Kummerowia striata extract protects paracetamol-induced liver injury by modulating the S1P/Nrf2/Keap1 pathway

Background: Drug-induced liver injury remains a significant challenge in both drug development and clinical applications. Acetaminophen (APAP), a commonly used analgesic and antipyretic, can cause liver damage when overdosed, with APAP-induced liver injury being one of the leading causes of acute liver injury. Kummerowia striata (Ks), a leguminous plant, has been reported to contain chemical compounds with anti-inflammatory and antioxidant activities. However, its potential therapeutic effects in liver diseases remain inadequately explored.

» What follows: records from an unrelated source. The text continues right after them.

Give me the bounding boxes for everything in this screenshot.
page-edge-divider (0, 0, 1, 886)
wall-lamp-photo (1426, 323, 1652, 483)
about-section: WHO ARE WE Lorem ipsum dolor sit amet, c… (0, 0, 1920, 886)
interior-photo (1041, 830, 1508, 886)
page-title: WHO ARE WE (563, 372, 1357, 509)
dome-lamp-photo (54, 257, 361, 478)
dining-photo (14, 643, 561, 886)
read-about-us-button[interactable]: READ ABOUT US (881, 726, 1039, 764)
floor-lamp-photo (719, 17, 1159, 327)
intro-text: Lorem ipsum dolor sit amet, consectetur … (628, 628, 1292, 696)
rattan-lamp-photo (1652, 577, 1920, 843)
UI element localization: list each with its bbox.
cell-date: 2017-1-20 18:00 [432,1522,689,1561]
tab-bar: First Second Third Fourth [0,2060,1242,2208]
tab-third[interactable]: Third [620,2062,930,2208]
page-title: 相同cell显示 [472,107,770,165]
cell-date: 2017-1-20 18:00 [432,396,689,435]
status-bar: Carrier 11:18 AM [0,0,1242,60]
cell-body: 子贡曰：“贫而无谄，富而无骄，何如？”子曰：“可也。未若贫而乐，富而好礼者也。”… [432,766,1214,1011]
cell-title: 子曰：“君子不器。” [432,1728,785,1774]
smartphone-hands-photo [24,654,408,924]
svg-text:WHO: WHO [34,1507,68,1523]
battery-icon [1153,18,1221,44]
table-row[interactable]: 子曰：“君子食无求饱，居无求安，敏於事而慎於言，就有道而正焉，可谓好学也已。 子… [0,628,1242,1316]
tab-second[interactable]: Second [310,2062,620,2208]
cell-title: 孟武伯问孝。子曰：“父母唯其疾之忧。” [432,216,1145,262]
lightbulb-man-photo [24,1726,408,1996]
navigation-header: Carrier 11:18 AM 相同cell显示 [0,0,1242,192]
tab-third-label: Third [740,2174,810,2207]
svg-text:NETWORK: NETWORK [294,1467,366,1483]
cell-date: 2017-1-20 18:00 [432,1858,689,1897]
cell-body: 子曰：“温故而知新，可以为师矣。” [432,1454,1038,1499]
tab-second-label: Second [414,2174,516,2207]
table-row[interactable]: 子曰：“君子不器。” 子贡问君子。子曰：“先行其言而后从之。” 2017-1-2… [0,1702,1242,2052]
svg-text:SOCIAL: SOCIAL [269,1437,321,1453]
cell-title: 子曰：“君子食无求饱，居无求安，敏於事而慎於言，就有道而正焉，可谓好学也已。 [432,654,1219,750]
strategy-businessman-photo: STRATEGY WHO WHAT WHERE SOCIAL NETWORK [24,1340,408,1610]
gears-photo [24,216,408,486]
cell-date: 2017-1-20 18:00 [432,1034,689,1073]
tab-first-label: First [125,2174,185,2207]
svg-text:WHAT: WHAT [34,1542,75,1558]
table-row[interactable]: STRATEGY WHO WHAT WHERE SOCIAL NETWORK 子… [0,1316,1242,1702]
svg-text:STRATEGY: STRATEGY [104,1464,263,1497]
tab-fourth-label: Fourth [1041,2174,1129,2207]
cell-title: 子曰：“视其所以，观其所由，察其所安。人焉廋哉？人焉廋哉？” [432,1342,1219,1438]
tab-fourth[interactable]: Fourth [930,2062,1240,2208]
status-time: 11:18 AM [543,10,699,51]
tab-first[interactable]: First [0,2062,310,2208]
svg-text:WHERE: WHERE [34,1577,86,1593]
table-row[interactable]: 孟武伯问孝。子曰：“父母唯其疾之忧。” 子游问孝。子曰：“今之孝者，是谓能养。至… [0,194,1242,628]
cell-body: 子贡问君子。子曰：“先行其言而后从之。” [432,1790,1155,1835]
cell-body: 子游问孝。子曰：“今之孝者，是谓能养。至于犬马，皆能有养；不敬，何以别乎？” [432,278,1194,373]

Objective: This study aims to investigate the protective effect of Kummerowia striata extract against APAP-induced acute liver injury and further explore its potential molecular mechanisms.

Methods: C57BL/6J mice were pre-treated with Ks extract by gavage for 3 days. On the second day, treatment was discontinued, and the mice were fasted for 16 hours. After the fasting period, the final dose of Ks extract was administered, followed by an intraperitoneal injection of APAP (300 mg/kg) 1 hour later to establish a drug-induced liver injury model. Tissue samples were collected 24 hours after modeling. To investigate the molecular mechanisms by which Ks extract prevents APAP-induced acute liver injury, network pharmacology, the GEO database, and molecular docking analysis were employed.

Results: Ks extract exhibited a significant gender-independent protective effect in preventing APAP-induced acute liver injury in mice. In male mice, Ks extract attenuated the occurrence of acute liver injury by modulating the sphingosine-1-phosphate/ Sphingosine-1-Phosphate Receptor 2/ Sphingosine-1-Phosphate Receptor 4(S1P/S1PR2/S1PR4) signaling pathway and the upstream regulator SphK1. This, in turn, regulated the binding of Kelch Like ECH Associated Protein 1 (Keap1) to Nuclear factor erythroid 2-related factor 2(Nrf2), alleviating oxidative stress and inflammatory responses.

Discussion: This study illustrates that Ks exerts a protective effect against APAP-induced acute liver injury by modulating oxidative stress and inflammatory responses through multiple mechanisms. Notably, Ks inhibited Keap1 expression and restored Nrf2 signaling, indicating a potential regulatory role in mitigating mitochondrial oxidative damage and Ferroptosis. Furthermore, Ks downregulated SphK1 expression and reduced levels of the bioactive sphingolipid S1P, as well as its receptors S1PR2 and S1PR4, unveiling a previously unreported involvement of the SphK1/S1P/S1PR2/4 axis in liver injury. Interestingly, sex-based differences in APAP hepatotoxicity were observed, with female mice exhibiting lower susceptibility, yet still responding to Ks treatment. These findings not only validate the hepatoprotective potential of Ks but also provide new mechanistic insights involving the Nrf2/Keap1 and S1P/S1PR2/S1PR4 signaling pathways, thereby laying a foundation for its development as a candidate therapeutic agent for acute liver injury.